Bite Me Burgers, Holborn
Cha Chaan Teng is a huge, ugly basement restaurant off huge, ugly Kingsway in Covent Garden, which - as far as I can tell - has remained relatively unbothered by paying customers since it opened in September last year. I didn't like it much then, and a quick glance at their menu today reveals hardly enough to have changed to make me think it would be worth another try now, and yet I found myself venturing down that garish staircase once again thanks to a residency (sorry "pop-up") by Bite Me burgers, who have set up shop in Cha Chaan Teng's small kitchen (yes, CCT had two kitchens; we don't know why).
Bite Me are from Australia, joining a list of restaurants that have made the jump across from the Southern Hemisphere as long as... actually, now I come to think of it, are there any? Is Bill's Australian? If it is, I'm not surprised you don't hear many Aussies bragging about it; my friend once had a lunch at Bill's in Richmond so bad she left in tears. So if there's no great tradition of Australian restaurant concepts expanding to the UK, it's a brave soul indeed - in this case chef Adam Rawson - who would attempt such a coals-to-Newcastle move as starting up a burger chain. We are, as even the most oblivious must have noticed by now, sort of "OK for burgers" as a city.

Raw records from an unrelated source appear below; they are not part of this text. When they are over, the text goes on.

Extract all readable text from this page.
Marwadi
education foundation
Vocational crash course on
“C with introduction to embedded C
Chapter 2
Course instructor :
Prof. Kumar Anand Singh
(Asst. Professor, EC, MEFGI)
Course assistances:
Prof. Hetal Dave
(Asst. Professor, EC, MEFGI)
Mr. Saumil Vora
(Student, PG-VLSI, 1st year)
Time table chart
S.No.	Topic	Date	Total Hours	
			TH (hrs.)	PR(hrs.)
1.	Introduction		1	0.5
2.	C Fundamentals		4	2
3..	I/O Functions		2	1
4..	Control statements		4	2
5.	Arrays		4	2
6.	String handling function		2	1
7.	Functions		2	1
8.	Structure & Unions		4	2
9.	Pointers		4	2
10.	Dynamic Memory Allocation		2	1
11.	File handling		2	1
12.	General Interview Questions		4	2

For Bite Me to even get noticed at all, then, they'd have to be something pretty special. Surprisingly - and I genuinely was surprised - the burgers themselves, slider-size little things, pretty as a picture and sold in sets of 3, 4 or 12, have immediately found a space in my top 5 burgers in the city. They're great. Unfortunately for Bite Me, sharing a space with Cha Chaan Teng means not only that they're served in a room with as much charm and sophistication as a branch of Foxtons, but that they're also at the whim of CCT's seating policy. Those spacious, leather-backed booths at the sides? Not for you, my friend - you'll be seated on a ricketty plastic table for two in the middle of the room, while all the good tables remain resolutely empty for the duration of your meal.

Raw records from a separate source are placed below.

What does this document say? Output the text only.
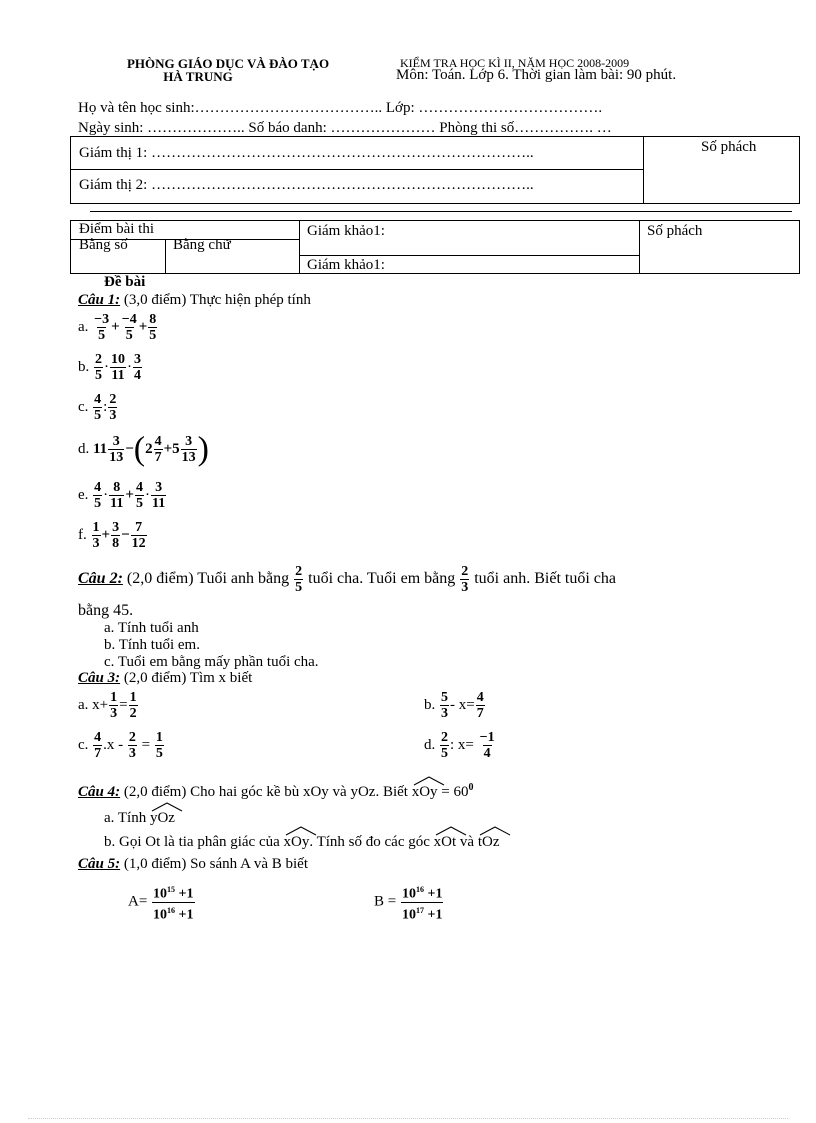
PHÒNG GIÁO DỤC VÀ ĐÀO TẠO
HÀ TRUNG
KIỂM TRA HỌC KÌ II, NĂM HỌC 2008-2009
Môn: Toán. Lớp 6. Thời gian làm bài: 90 phút.
Họ và tên học sinh:……………………………….. Lớp: ……………………………….
Ngày sinh: ……………….. Số báo danh: ………………… Phòng thi số……………. …
Giám thị 1: …………………………………………………………………..
Giám thị 2: …………………………………………………………………..
Số phách
Điểm bài thi
Bằng số	Bằng chữ
Giám khảo1:
Giám khảo1:
Số phách
Đề bài
Câu 1: (3,0 điểm) Thực hiện phép tính
a. $\frac{-3}{5} + \frac{-4}{5} + \frac{8}{5}$
b. $\frac{2}{5} \cdot \frac{10}{11} \cdot \frac{3}{4}$
c. $\frac{4}{5}$ : $\frac{2}{3}$
d. $11 \frac{3}{13} -(2 \frac{4}{7} +5 \frac{3}{13}$ )
e. $\frac{4}{5} \cdot \frac{8}{11} + \frac{4}{5} \cdot \frac{3}{11}$
f. $\frac{1}{3} + \frac{3}{8} - \frac{7}{12}$
Câu 2: (2,0 điểm) Tuổi anh bằng $\frac{2}{5}$ tuổi cha. Tuổi em bằng $\frac{2}{3}$ tuổi anh. Biết tuổi cha
bằng 45.
a. Tính tuổi anh
b. Tính tuổi em.
c. Tuổi em bằng mấy phần tuổi cha.
Câu 3: (2,0 điểm) Tìm x biết
a. $x+ \frac{1}{3} = \frac{1}{2}$	b. $\frac{5}{3} - x= \frac{4}{7}$
c. $\frac{4}{7} .x - \frac{2}{3} = \frac{1}{5}$	d. $\frac{2}{5}$ : $x= \frac{-1}{4}$
Câu 4: (2,0 điểm) Cho hai góc kề bù xOy và yOz. Biết xOy = $60^0$
a. Tính yOz
b. Gọi Ot là tia phân giác của xOy. Tính số đo các góc xOt và tOz
Câu 5: (1,0 điểm) So sánh A và B biết
$A= \frac{10^{15} +1}{10^{16} +1}$	$B = \frac{10^{16} +1}{10^{17} +1}$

But enough moaning about seating arrangements; Bite Me do takeout anyway, and Lincoln's Inn Field is just around the corner. No, what's really important are the burgers, and it turns out that Adam Rawson, along with MeatLiquor, and Bleecker, and Burgerac, and perhaps only a handful of other people in the country, knows exactly what makes a good burger and exactly how to transfer that knowledge into a cracking end product. The beef, aged and fluffy of texture (I'm guessing from never being frozen) brings to mind Nathan Mills' work for Bleecker, which of course is about as big a compliment as you can pay to, well, mince. The short list of varietals - one with bacon, one with shredded lettuce and a "Big Mac"-style sauce - is exquisitely well-chosen and tastefully done; I'll even allow them a "Hawaiian" option with pineapple in because even this was pleasant and oddly comforting rather than deliberately quirky for the sake of quirk. And even a lamb burger, spiked with blue cheese and jalapeno, boasted powerfully fresh products and satisfied on every level.
Chips were skin-on, which is faintly annoying, but had a good crunch and were well seasoned (Himalayan salt, apparently, if you think that makes a difference). And I didn't try the chicken burger, or duck and truffle, or even a milkshake but I very strongly suspect these are all as superbly well-researched and expertly-executed as everything else I did try. As I say, this is an operation that knows what it's doing.
So, who knew a brand-new burger concept, from Australia of all places, would have the power to rise to the top of the burger tree in 2017? The only dark cloud on the horizon is that with it being so close to work, and so eminently suitable for takeout, my burger consumption could end up even further off the scale than it already is. Perhaps I could ask them to limit their sales to me, like the arrangements problem gamblers make with Casinos. One set of four a month, that should be my limit. Or maybe 3 every week? Come on, I can take it. I can stop any time I like.
8/10
Bite Me are in 50% off soft-launch mode at the moment, hence the tiny bill.